Wurmbrand was born into a Jewish family in Bucharest, the capital of Romania, in 1909. As a young man he was attracted by the Communist movement, but he soon realised that its promises were false ones. His life was transformed after he met a carpenter who gave him a Bible. His reading of Scripture and the experience of meeting other believers led to his conversion to the Christian faith.
During the Second World War, Wurmbrand was involved in undercover missionary work and helped many Jews to survive. He also preached in numerous air raid shelters and was arrested a number of times.
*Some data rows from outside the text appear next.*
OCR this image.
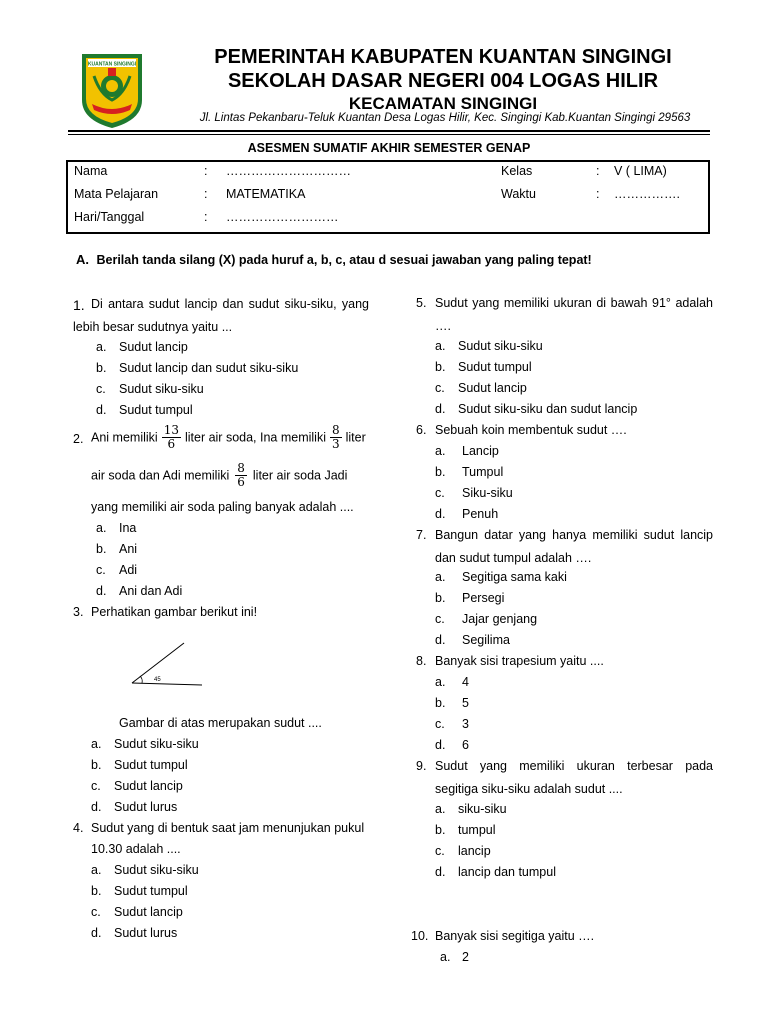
KUANTAN SINGINGI	PEMERINTAH KABUPATEN KUANTAN SINGINGI
SEKOLAH DASAR NEGERI 004 LOGAS HILIR
KECAMATAN SINGINGI
Jl. Lintas Pekanbaru-Teluk Kuantan Desa Logas Hilir, Kec. Singingi Kab.Kuantan Singingi 29563
ASESMEN SUMATIF AKHIR SEMESTER GENAP
Nama	: …………………………
Mata Pelajaran	: MATEMATIKA
Hari/Tanggal	: ………………………
Kelas	: V ( LIMA)
Waktu	: …………….
A. Berilah tanda silang (X) pada huruf a, b, c, atau d sesuai jawaban yang paling tepat!
1. Di antara sudut lancip dan sudut siku-siku, yang lebih besar sudutnya yaitu ...
a. Sudut lancip
b. Sudut lancip dan sudut siku-siku
c. Sudut siku-siku
d. Sudut tumpul
2. Ani memiliki $\frac{13}{6}$ liter air soda, Ina memiliki $\frac{8}{3}$ liter
air soda dan Adi memiliki $\frac{8}{6}$ liter air soda Jadi
yang memiliki air soda paling banyak adalah ....
a. Ina
b. Ani
c. Adi
d. Ani dan Adi
3. Perhatikan gambar berikut ini!
45
Gambar di atas merupakan sudut ....
a. Sudut siku-siku
b. Sudut tumpul
c. Sudut lancip
d. Sudut lurus
4. Sudut yang di bentuk saat jam menunjukan pukul
10.30 adalah ....
a. Sudut siku-siku
b. Sudut tumpul
c. Sudut lancip
d. Sudut lurus
5. Sudut yang memiliki ukuran di bawah 91° adalah ….
a. Sudut siku-siku
b. Sudut tumpul
c. Sudut lancip
d. Sudut siku-siku dan sudut lancip
6. Sebuah koin membentuk sudut ….
a. Lancip
b. Tumpul
c. Siku-siku
d. Penuh
7. Bangun datar yang hanya memiliki sudut lancip dan sudut tumpul adalah ….
a. Segitiga sama kaki
b. Persegi
c. Jajar genjang
d. Segilima
8. Banyak sisi trapesium yaitu ....
a. 4
b. 5
c. 3
d. 6
9. Sudut yang memiliki ukuran terbesar pada segitiga siku-siku adalah sudut ....
a. siku-siku
b. tumpul
c. lancip
d. lancip dan tumpul
10. Banyak sisi segitiga yaitu ….
a. 2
Wurmbrand continued his missionary activities even after the coming to power of the Communist Party in Romania, although he knew that the authorities regarded what he was doing as illegal. This led to his arrest by the Communist authorities in February 1948. For eight years he was held in solitary confinement under a false name. At first the authorities said that he had fled the country, but later a number of Communist agents posing as former detainees suggested to his family that he had in fact died in prison. He was freed in 1956, but two years later he was imprisoned again, this time for six years.
Pastor Wurmbrand was finally released in 1964 as a result of a general amnesty of prisoners and settled in the United States with his family. While he was in Philadelphia, he happened to be passing a public demonstration in support of the Communist regime in Vietnam. The demonstration was suddenly interrupted by an unknown person who claimed to have a doctorate in Communism. As he spoke these words, he showed the crowd the scars of old wounds on his chest and back as evidence of the torture to which he had been subjected. Then the stranger – no other than Wurmbrand –exhorted those present to side with the victims and not with the torturers.
Later, Wurmbrand gave evidence before the US Senate Committee on Internal Security. As a result, news of the atrocities Christians were suffering in Communist countries spread throughout the world.
While in America, he founded Voice of the Martyrs, an organisation that fights against the persecution of Christians by Communist regimes anywhere in the world.
Richard Wurmbrand died in 2001. His legacy – quite apart from his Christian testimony and his books – can be summed up in his own words: “In all that I have suffered alongside my brethren in the faith, it is Jesus Christ alone that I want to be seen. He is the one who kept us in the faith and gave us the power to be victorious”.